Whole blood stability testing is necessary in clinical laboratory situations. The performance of AMH tests in infertility clinics lacking appropriate laboratory facilities has led to the use of clinical laboratory services utilizing dispatch collected into serum tubes with gel separators [
10]. In a practical setting involving blood sampling in weekend sessions, AMH analysis may be performed after 48 hours on the Monday after a weekend during which whole blood in a serum separator tube was kept at room temperature. This means that blood samples may be centrifuged 2 to 3 days after collection and not processed according to recommended protocols, especially over weekends. Researchers must understand the impact of this delay on AMH results. We found only one study about Access-AMH changes caused by storage in serum gel tubes at room temperature with delayed centrifugation. That research indicated that the variation between days 0 and 6 was <5% and that unseparated serum gel tubes can easily be stored at room temperature or couriered to a remote assay service without the need for centrifugation and refrigeration for up to 6 days [
7]. Our results indicated that the change in the Access-AMH level over time was smaller than the change in the rev-Gen-II-AMH level, and storage in unseparated serum gel tubes for 1 week at room temperature profoundly influenced the rev-Gen II-AMH measurements (with an average decrease of 17.6%, constituting a clinically significant result) (
Table 4). The stability of Access-AMH during storage at room temperature with delayed centrifugation suggests that using the Access assay may decrease enzymatic problems in AMH measurement.

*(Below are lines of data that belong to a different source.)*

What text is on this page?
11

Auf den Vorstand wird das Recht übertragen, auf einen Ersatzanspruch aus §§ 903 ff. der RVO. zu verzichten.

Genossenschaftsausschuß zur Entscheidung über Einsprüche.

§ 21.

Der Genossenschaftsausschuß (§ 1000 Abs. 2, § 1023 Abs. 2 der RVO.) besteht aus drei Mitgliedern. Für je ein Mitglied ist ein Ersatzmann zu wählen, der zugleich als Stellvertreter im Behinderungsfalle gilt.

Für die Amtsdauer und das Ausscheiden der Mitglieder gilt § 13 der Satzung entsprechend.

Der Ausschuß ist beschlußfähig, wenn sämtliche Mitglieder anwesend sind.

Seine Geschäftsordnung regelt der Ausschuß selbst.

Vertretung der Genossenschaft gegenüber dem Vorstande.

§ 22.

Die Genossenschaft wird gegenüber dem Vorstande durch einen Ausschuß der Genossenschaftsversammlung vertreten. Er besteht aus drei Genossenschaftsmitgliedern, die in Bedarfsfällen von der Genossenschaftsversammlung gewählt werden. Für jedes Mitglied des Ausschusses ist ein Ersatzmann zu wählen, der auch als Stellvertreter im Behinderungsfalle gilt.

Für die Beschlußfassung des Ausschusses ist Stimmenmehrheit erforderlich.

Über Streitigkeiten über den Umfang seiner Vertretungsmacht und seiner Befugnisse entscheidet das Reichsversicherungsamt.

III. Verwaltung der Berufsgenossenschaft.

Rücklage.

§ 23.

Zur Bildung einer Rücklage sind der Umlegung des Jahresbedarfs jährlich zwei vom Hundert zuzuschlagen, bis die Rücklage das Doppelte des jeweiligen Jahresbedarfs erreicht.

This study has limitations due to its small sample size and use of only a single measurement for each assay system. Additionally, the limits of maximum acceptable differences (expected LOAs) could not be defined a priori, based on clinical necessity.
This study confirmed that the sample storage condition is a major pre-analytical variable. This suggests that samples should be tested with the same storage conditions when comparing AMH values between patients. Compared with rev-Gen II, the automated assay is superior given its pre-analytical stability. Repeated future studies are required to minimize variabilities in AMH measurement.